After Territory Labor won the second-largest majority government in the history of the Territory at the 2005 election, Lawrie was promoted to Chief Minister Clare Martin's cabinet as Minister for Family and Community Services and Minister for Sport and Recreation. In a 2006 cabinet reshuffle, she dropped Sport and Recreation and added Lands and Planning, Transport, and Multicultural Affairs.
Martin retired in 2007, and was succeeded by Paul Henderson. Following the resignation of Deputy Chief Minister Marion Scrymgour, Henderson named Lawrie deputy leader and hence Deputy Chief Minister. She also served as Treasurer, Attorney-General and Minister for Justice. Following 25 August 2012 territory elections at which Labor was defeated, Henderson resigned as party leader and Lawrie was elected as his replacement.

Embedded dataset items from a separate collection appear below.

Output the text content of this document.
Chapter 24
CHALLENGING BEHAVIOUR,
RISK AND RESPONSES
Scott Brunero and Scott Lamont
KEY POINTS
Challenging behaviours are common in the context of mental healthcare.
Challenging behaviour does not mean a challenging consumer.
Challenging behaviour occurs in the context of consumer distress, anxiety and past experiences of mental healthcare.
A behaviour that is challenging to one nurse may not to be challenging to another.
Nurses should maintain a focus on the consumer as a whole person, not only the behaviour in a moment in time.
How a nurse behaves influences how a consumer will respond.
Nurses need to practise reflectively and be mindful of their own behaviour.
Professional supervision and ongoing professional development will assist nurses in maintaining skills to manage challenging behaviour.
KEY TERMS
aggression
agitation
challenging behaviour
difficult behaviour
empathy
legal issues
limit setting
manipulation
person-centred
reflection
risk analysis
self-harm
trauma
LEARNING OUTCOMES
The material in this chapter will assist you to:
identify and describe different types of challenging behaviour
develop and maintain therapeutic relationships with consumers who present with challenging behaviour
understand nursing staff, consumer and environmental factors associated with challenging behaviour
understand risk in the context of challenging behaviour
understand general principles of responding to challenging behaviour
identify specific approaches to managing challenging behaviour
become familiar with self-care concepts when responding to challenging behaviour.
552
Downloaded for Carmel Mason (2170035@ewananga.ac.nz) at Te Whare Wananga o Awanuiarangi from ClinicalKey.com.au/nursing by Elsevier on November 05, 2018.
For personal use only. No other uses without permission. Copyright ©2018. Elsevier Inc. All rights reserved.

In 2012, the Henderson Labor government granted Unions NT a rent-free ten-year lease of the historic Stella Maris site in Darwin. An inquiry into the circumstances of the grant was initiated by the CLP government after the 2012 territory election, and commissioner John Lawler found that the process was not transparent, and that the conduct of Lawrie (then treasurer) and Gerry McCarthy (then lands minister) in relation to the grant was "not accountable or responsible". Lawrie claimed she had been denied procedural fairness, and took the case to the NT Supreme Court, which dismissed her case on 1 April 2015. Attorney-general John Elferink then referred Lawrie to the Northern Territory Police for investigation of "possible breaches of the criminal law". After the failure of the Supreme Court case, the Labor caucus announced it had lost confidence in Lawrie's leadership, and passed a spill motion. Michael Gunner announced that he would challenge Lawrie for the leadership. However, on 19 April, Lawrie announced she was resigning as leader to focus on the legal investigation, leaving Gunner to take the leadership unopposed.